A five-year-old boy has a bad case of a “poo phobia” that he held it for four months and was admitted to hospital, once because he was vomiting faeces.
Jake Clark, from Warrington, Cheshire, stopped pooing at the age of 18 months, leaving his parents worried.
His mum, Carrie Brocklebank, 23, said that Jake was just so scared that it took her six months just to teach him that it was OK to poo. Jake used to either hold it in or go and hide because he was embarrassed after he’d done it.
She said that Jake was fine until he was about 18 months, not knowing what happened when all of a sudden he was refusing to go to the toilet.
“It might have been that he’d tried going once and it had caused him pain, but after that he just didn’t want to do it anymore. I think what he’d done must have really traumatised him because after that every time he needed the toilet he would scream and cry and wouldn’t let you anywhere near him,” she said.
She said that it started off as a mild constipation which he was treated for, but she said that she knew there was something more serious when Jake went four months without pooing properly.
When she took Jake to the doctor, she was told that it would be best for Jake to be fitted with a colostomy bag — a solution which took more than three years of being assessed for doctors to decide because the problem was simply not getting better.
Jake had his colostomy bag fitted at Alder Hey Children’s Hospital in Liverpool in December last year, just after his fifth birthday. It took two and a half hours to clear out his bowel because it was so full. “We were told that because Jake had been holding the poo in for so long his bowel had become over-stretched and their only option was to have a colostomy bag fitted,” Carrie said.

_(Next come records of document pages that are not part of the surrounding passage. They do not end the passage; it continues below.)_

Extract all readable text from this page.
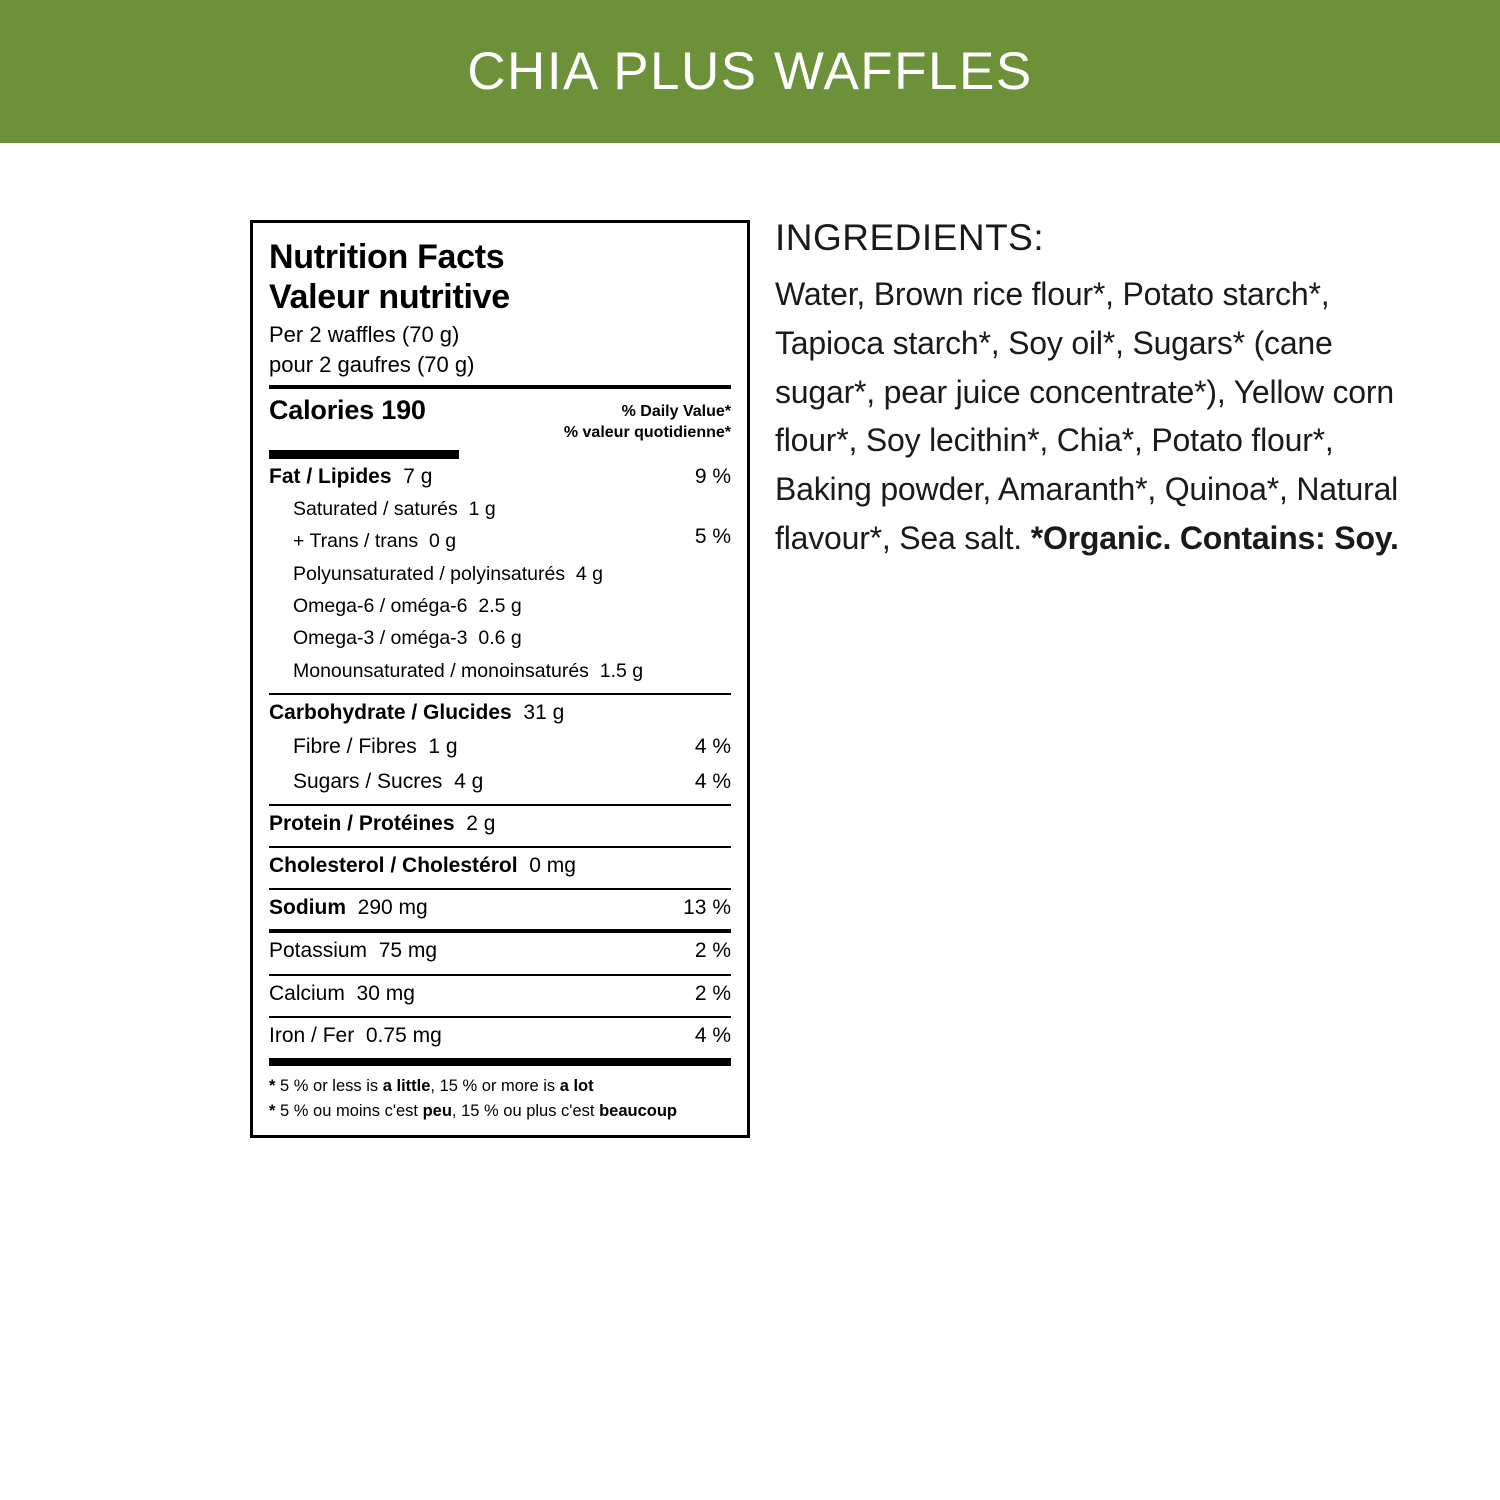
CHIA PLUS WAFFLES
Nutrition Facts
Valeur nutritive
Per 2 waffles (70 g)
pour 2 gaufres (70 g)
Calories 190	% Daily Value*
% valeur quotidienne*
Fat / Lipides 7 g	9 %
Saturated / saturés 1 g
+ Trans / trans 0 g	5 %
Polyunsaturated / polyinsaturés 4 g
Omega-6 / oméga-6 2.5 g
Omega-3 / oméga-3 0.6 g
Monounsaturated / monoinsaturés 1.5 g
Carbohydrate / Glucides 31 g
Fibre / Fibres 1 g	4 %
Sugars / Sucres 4 g	4 %
Protein / Protéines 2 g
Cholesterol / Cholestérol 0 mg
Sodium 290 mg	13 %
Potassium 75 mg	2 %
Calcium 30 mg	2 %
Iron / Fer 0.75 mg	4 %
* 5 % or less is a little, 15 % or more is a lot
* 5 % ou moins c'est peu, 15 % ou plus c'est beaucoup
INGREDIENTS:
Water, Brown rice flour*, Potato starch*, Tapioca starch*, Soy oil*, Sugars* (cane sugar*, pear juice concentrate*), Yellow corn flour*, Soy lecithin*, Chia*, Potato flour*, Baking powder, Amaranth*, Quinoa*, Natural flavour*, Sea salt. *Organic. Contains: Soy.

Carrie claims that Jake’s avoidance of going to the toilet is caused by a psychological issue, with Jake currently being tested for autism.
Now, Carrie is trying to raise awareness of the severity of constipation and to stop the stigma around colostomy bags. Carrie said she also wears a stoma bag to make Jake feel more comfortable.
A spokesperson for Colostomy Association said:
“Every year children and newborns undergo stoma surgery for a wide variety reasons, in some cases this is a life-saving operation.
“The Colostomy Association’s Junior Ostomy Support Helpline (JOSH) is available for parents or carers of children with bowel or bladder issues and can provide support, information and reassurance through any difficulties or challenges that may arise.”